The attorney general's presence fits with the other law enforcement leaders on hand, including Pulaski County sheriff Eric Higgins. But they were also flanked by health professionals as hospitals play a more active role in getting drugs back after prescribing them out.
"We've installed three permanent kiosks inside the hospital located in convenient locations for families," said Joe Knight, the environment, health and safety engineer for ACH. "They can bring their medications in for disposal. We got involved when you look at stats that show how many young people began their addictions with drugs they got from friends or family."

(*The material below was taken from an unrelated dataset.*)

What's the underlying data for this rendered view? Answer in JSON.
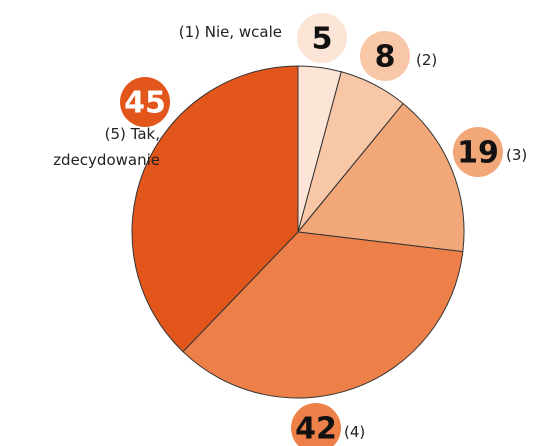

"The day now is really about the buy-in," said Lane about the disposal bins in more and more places. "Everybody is wanting to get involved because they know the necessity of this education and what it's doing to save lives especially right here in Arkansas."
With a new epidemic on the rise, Rutledge joined the nationwide call to get vaping products into bins this season.
"Vaping has been marketed as something that's so much safer than cigarettes when it's not," she said while pointing to recent warning letters to vaping dealers and lawsuits against e-cigarette makers. "We want people to bring their vapes out. We want to eliminate those dangers, particularly for young people."
While the vaping battle begins and the constant problem with meth lingers over the state, Drug Take-Back Day will have to continue to keep addiction threats at bay.
"We're going to have years of impact of individuals who are addicted who have health issues and their families who have been with them through these addictions and who have lost loved ones," the attorney general said.